Gwen Moffat lives in Cumbria. Her novels are set in remote communities ranging from the Hebrides to the American West. The crimes fit their environment, swelling that dreadful record of sin in the smiling countryside cited by Sherlock Holmes.
At first glance this novel suggests horror comic rather than crime novel, seeming to feature two monsters who will surely be on opposite sides, slogging it out with bizarre weapons. Juvenile? Not so. The initial victims are only too human and, given that they are porno merchants, surprisingly sympathetic. Despite their appalling termination (on page 5) one reads on, nauseated but hooked.
If that first killer is alien in his armour and golden helmet, the other appears to be a nondescript little chap. Unknown outside the underworld until recently when a prostitute tipped off the police, he is John Sagan, a torturer-for-hire who owns a caravan (“the Pain Box”) equipped with specialised instruments, and he operates anywhere if the price is right. Currently he is in London where the Serial Crimes Unit has him under surveillance. They are spearheaded by an undercover cop: DS Mark “Heck” Heckenburg, an enigmatic character with a past; neither personality nor background of much moment here; this book is all action.
The target flat is raided, communication fails, Sagan shoots Heck’s colleague and escapes. This is when the two major forces collide – or combine (an element of mystery about that) for Sagan comes north: to the same city where the other killer is at work: the one the media has dubbed The Incinerator. He has an arsenal of weapons but favours a flame thrower. His first victims ran a sex-shop; when Sagan comes north his immediate targets are drug dealers, tortured to death in the Pain Box. Do these crimes demonstrate a new and extreme form of vigilantism? But then a silly wannabe celebrity is torched along with her driver, an Asian cabbie: innocents both, at least not deserving to be roasted, (the style is infectious, fiery agonies are graphically described and advisably skipped).
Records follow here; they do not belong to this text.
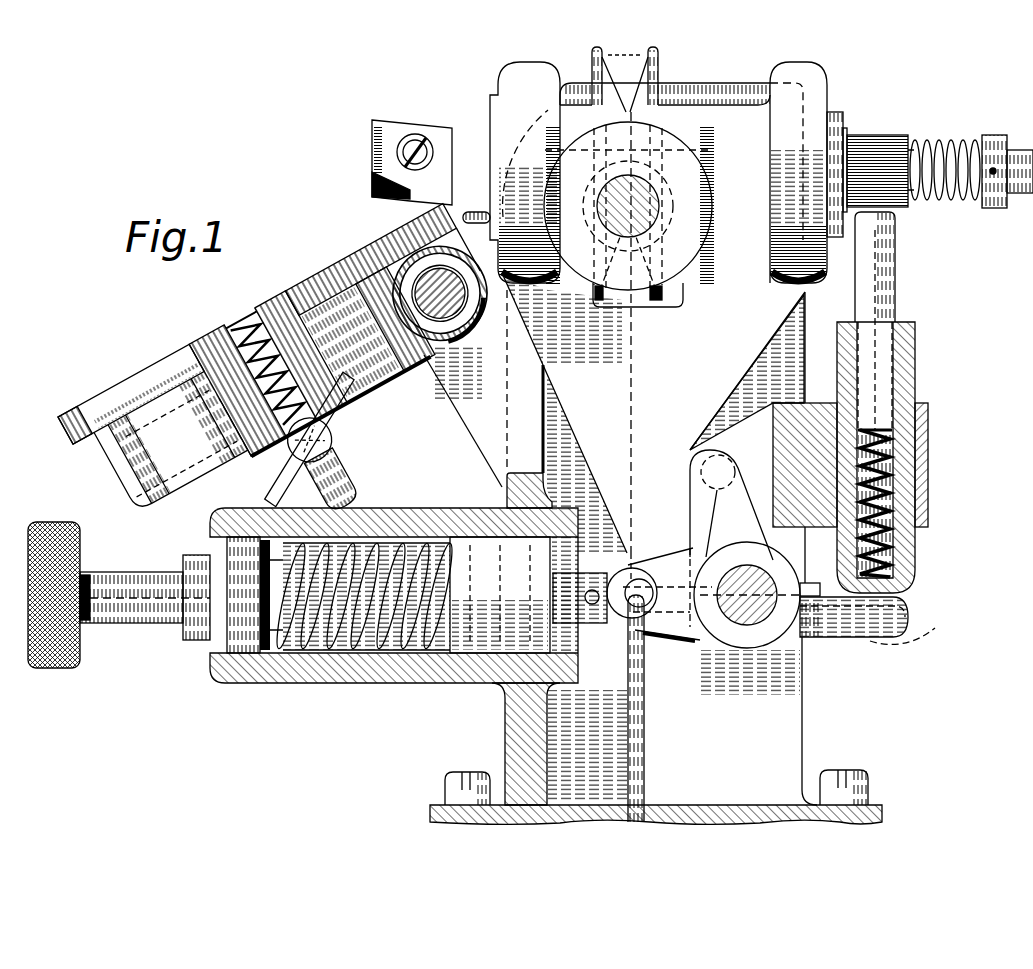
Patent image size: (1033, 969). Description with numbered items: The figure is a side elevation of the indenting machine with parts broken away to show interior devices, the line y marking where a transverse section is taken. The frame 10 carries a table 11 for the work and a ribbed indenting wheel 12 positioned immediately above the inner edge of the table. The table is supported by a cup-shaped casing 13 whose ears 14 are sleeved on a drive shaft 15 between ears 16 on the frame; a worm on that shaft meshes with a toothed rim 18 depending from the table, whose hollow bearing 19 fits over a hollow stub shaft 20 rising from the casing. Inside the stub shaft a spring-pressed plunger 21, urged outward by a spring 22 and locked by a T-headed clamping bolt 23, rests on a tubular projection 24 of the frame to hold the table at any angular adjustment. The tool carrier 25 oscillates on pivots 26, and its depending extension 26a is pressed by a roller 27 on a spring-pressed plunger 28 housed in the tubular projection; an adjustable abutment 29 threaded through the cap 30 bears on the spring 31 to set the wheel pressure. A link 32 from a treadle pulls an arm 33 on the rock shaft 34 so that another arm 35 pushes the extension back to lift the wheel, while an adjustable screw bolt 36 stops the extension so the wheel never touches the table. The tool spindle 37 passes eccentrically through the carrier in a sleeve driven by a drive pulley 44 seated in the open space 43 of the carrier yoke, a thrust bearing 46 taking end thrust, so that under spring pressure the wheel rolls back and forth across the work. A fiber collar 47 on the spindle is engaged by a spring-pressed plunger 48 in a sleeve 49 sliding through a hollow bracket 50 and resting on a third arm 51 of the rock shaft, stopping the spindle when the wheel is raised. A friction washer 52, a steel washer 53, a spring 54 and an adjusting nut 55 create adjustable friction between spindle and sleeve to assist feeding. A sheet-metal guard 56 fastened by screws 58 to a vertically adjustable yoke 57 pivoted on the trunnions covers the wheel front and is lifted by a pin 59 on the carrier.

The frame 10 is at (497, 742).
The table 11 is at (147, 375).
The indenting wheel 12 is at (378, 192).
The cup-shaped casing 13 is at (124, 488).
The ears 14 is at (462, 372).
The drive shaft 15 is at (470, 333).
The ears on the frame 16 is at (460, 413).
The toothed rim or disk 18 is at (320, 355).
The hollow bearing 19 is at (220, 406).
The stub shaft 20 is at (207, 334).
The spring-pressed plunger 21 is at (360, 479).
The spring 22 is at (243, 328).
The T-headed clamping bolt 23 is at (357, 434).
The tubular projection 24 is at (396, 516).
The tool carrier 25 is at (502, 76).
The pivots 26 is at (600, 196).
The depending extension 26a is at (647, 332).
The roller 27 is at (596, 625).
The spring-pressed plunger 28 is at (483, 652).
The adjustable abutment 29 is at (277, 646).
The cap 30 is at (212, 652).
The spring 31 is at (350, 652).
The link 32 is at (644, 740).
The arm 33 is at (680, 642).
The rock shaft 34 is at (738, 622).
The arm 35 is at (731, 505).
The adjustable screw bolt 36 is at (812, 582).
The tool spindle 37 is at (1020, 185).
The open space 43 is at (672, 305).
The drive pulley 44 is at (612, 90).
The thrust bearing 46 is at (672, 100).
The fiber collar 47 is at (884, 136).
The spring-pressed plunger 48 is at (895, 288).
The sleeve 49 is at (900, 378).
The hollow bracket 50 is at (929, 462).
The third arm 51 is at (908, 628).
The friction washer 52 is at (835, 112).
The steel washer 53 is at (846, 128).
The spring 54 is at (948, 142).
The adjusting nut 55 is at (1000, 136).
The guard 56 is at (372, 164).
The vertically adjustable yoke 57 is at (456, 135).
The screws 58 is at (413, 140).
The pin 59 is at (466, 218).
The section line y is at (655, 812).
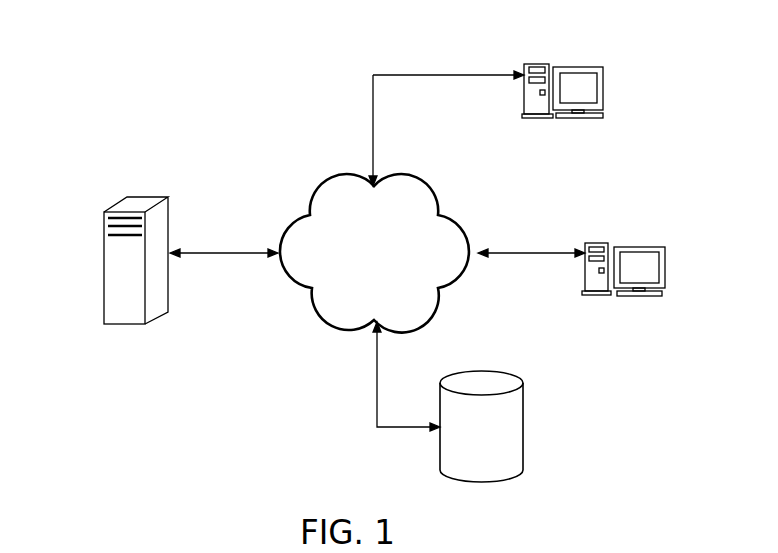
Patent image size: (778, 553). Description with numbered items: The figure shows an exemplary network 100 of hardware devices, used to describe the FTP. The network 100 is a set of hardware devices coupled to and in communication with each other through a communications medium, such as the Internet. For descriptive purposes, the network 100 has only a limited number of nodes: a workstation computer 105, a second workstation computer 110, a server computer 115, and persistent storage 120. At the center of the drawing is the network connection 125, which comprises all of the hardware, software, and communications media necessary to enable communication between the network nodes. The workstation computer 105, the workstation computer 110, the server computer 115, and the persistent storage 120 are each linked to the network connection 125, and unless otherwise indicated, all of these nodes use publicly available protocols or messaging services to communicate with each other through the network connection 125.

The exemplary network 100 is at (275, 145).
The workstation computer 105 is at (580, 67).
The workstation computer 110 is at (642, 247).
The server computer 115 is at (104, 232).
The persistent storage 120 is at (523, 418).
The network connection 125 is at (394, 269).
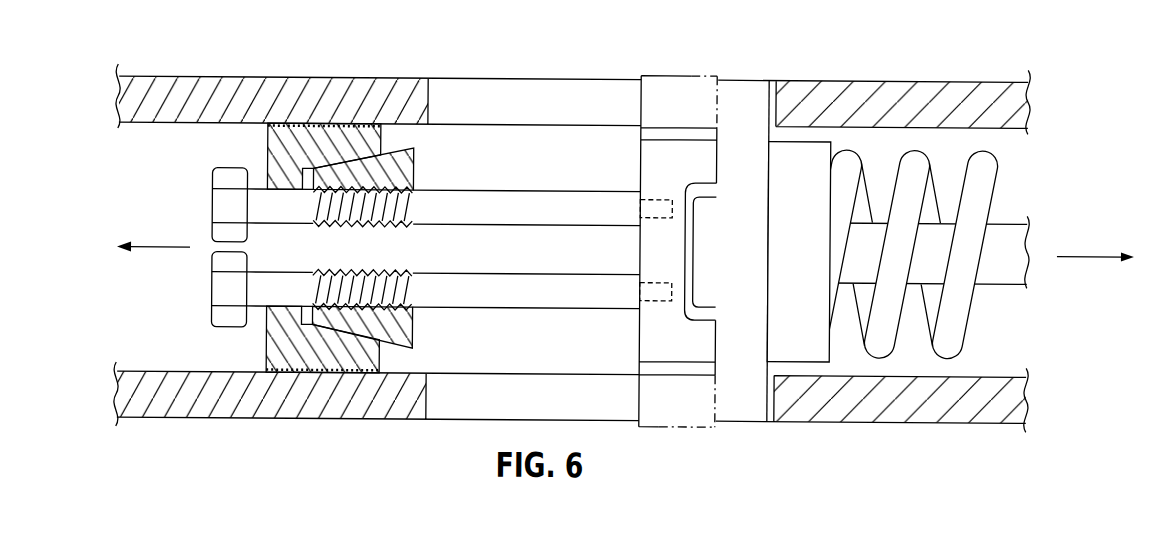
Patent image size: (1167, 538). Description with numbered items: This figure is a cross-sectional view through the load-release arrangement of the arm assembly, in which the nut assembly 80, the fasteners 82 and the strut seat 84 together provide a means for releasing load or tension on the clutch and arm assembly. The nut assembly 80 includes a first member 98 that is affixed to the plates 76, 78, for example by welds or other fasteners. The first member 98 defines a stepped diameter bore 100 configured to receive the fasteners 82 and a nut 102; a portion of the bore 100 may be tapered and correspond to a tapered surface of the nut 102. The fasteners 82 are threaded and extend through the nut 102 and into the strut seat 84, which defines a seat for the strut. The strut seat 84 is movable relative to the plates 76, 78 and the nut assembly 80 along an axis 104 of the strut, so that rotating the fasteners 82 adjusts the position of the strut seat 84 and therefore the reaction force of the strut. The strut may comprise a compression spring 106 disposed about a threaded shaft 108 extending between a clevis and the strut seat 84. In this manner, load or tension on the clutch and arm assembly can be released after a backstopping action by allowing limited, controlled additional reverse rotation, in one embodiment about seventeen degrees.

The plate 76 is at (223, 390).
The plate 78 is at (295, 102).
The nut assembly 80 is at (341, 352).
The fasteners 82 is at (553, 289).
The strut seat 84 is at (682, 346).
The first member 98 is at (355, 136).
The stepped diameter bore 100 is at (340, 337).
The nut 102 is at (397, 326).
The axis 104 is at (1093, 253).
The compression spring 106 is at (987, 184).
The threaded shaft 108 is at (1003, 264).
Since Sagan was their case the Serial Crimes Unit have followed him north to liaise with the locals, and all, including Heck - who is returning to his home town - all drawn into the local nightmare of The Incinerator and the dawning awareness that the two murderers are neither monsters nor vigilantes but tools. This city, once prosperous, is floundering in the grip of a crime wave. Gang warfare is threatened between an old firm under an established godfather, and a splinter group led by a vicious but charismatic young tearaway. Sagan, employed by the godfather, tips the balance but The Incinerator is a great leveller. And there are the Russians: fearsome jokers in the pack, the Tartarstans from St Petersburg who know no rules. The dilemma facing the cops is a choice between allowing the villains to destroy each other (with all the collateral damage to the citizens) or to find some way to save the city from anarchy.
This is a man’s book. There is a little (unrequited) sex and a lot of fighting. Chases, hunts, even the fights, go on for ever. The style is macho, facetious: police-speak. Television will love it although constrained to cut the nastier bits despite any obligatory health warning.